After sleet and snow showers the previous day, and our last walk being postponed, conditions of light breezes, light winds and sun provided excellent conditions for our recent circular walk at Lunan Bay.

A group of 19 members gathered in the car park at Lunan Bay, having successfully negotiated the pot holes on the road down past the Diner. The mini bus fund-raising committee were able to share the good news that sufficient money had been raised for the appeal and it was hoped that the new mini bus might be available for use for the group in June. Further details about this will be shared at the AGM which is to be held on the 17th March in the Masonic Hall Laurencekirk at 2pm.

After leaving the car park we headed past Lunan Home Farm and Lunan House, part of the Lunan Bay Stays Complex, before turning left. We noticed some pigs and a donkey as we made our way along the road. We then crossed the Lunan Water at Lunan Bridge and headed towards Red Castle on our left.

We climbed through a wooded path and passed by the castle. Pausing to admire the beautiful vista before heading down towards the beach we noticed two birds nesting in the ruins which were thought to be fulmars.

In 2016 local walkers and history buffs believed the long-decaying Red Castle, or Rubeum Castrum, was about to fall foul of a growing fissure below its foundations – a 100ft by 4ft crack. Thankfully this has not happened and we successfully manoeuvred the hill.

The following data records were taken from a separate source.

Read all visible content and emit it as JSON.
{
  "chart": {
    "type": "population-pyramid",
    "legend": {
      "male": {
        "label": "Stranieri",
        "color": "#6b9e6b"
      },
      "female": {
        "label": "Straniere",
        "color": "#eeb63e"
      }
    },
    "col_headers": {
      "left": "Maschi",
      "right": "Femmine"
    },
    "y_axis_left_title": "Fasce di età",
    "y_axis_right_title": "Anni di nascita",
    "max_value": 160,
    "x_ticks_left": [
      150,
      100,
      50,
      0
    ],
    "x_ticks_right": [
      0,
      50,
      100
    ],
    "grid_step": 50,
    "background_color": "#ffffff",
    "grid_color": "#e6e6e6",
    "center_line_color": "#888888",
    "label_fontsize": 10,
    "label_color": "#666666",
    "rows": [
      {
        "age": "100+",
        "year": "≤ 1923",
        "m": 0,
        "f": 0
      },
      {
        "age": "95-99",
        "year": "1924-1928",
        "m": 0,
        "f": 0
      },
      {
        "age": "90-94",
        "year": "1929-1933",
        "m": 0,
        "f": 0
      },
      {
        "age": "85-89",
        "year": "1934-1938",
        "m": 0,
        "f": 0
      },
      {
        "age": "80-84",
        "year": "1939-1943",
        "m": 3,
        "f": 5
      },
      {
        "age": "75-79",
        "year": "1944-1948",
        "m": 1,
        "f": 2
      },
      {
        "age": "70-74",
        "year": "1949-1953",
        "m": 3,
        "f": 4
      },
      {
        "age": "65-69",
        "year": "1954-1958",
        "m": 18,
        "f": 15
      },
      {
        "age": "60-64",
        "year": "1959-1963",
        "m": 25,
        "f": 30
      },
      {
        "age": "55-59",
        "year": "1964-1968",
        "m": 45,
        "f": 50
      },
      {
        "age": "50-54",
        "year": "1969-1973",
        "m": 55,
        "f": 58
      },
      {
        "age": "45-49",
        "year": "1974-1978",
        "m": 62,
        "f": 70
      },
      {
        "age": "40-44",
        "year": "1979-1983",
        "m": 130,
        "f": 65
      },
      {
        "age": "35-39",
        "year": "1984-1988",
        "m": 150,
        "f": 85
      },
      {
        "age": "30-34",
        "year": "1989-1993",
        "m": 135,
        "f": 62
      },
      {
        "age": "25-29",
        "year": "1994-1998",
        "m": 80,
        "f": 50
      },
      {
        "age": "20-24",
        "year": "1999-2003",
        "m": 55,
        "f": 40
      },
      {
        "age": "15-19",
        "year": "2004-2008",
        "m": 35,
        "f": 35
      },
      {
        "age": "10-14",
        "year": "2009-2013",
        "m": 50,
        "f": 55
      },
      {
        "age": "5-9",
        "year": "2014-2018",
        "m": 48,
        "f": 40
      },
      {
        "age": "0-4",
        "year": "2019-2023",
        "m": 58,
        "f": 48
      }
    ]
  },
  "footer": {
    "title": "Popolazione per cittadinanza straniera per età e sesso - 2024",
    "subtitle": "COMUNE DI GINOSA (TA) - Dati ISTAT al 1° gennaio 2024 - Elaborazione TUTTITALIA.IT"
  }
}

The castle was built overlooking Lunan Bay by King William the Lion, to stop invaders gaining a foothold on the strategic beach near Montrose. In 1579 James Gray was kicked out of the castle by his new wife Lady Elizabeth Beaton when it emerged, he was in love with her daughter. His subsequent two-year campaign of attacks on the castle ended its usefulness as a noble residence.

The waves were spectacular as we walked along the beach towards Corbie Knowe where we paused to have our lunch, many of us perched on the gabions which had been built to support the erosion. We also saw concrete blocks, the remains of the tank traps that once lined most of the bay to defend it against the possibility of sea-borne invasion.

We were joined later by the six short walkers who had followed the thirteen long walkers. They later retraced their steps back to the car park.

Whilst leaving Corbie Knowe we met some surfers from Dundee University who were making good use of the conditions. From the hilltop path we could see along the coastline as far North as Inverbervie. This path took us to Ethie Haven, where there were a few suggestions made that we could haul ourselves back up to the hilltop via the rope, which would have been used by residents in the past. Unsurprisingly, no one was keen!! The gardeners in our group were keen to see the use of kelp for fertilisation in the raised beds.

From there we took the Angus Coastal Route, passing by North Mains of Ethie, trying to avoid the huge water filled potholes. A metal crest inset on the steading intrigued us. We wondered if the inscription- “Sans Tache”, 1848- which is the motto of the Napier clan and means “without stain “was an indication that this farm had been owned by the Napier family in 1848?

From the farm we walked down towards the ford at New Mill, spotting a heron. The water in the ford was extremely high, so we crossed very cautiously via the path, before making our way towards the junction of Newbarns Smithy and Newbarns Cottages where we turned right. Some workers were busy in polytunnels preparing for the new season of soft fruit.

The final part of the walk saw us making our way back towards the bridge over the Lunan Water and retracing our steps back to the carpark, having covered approximately six and a half miles.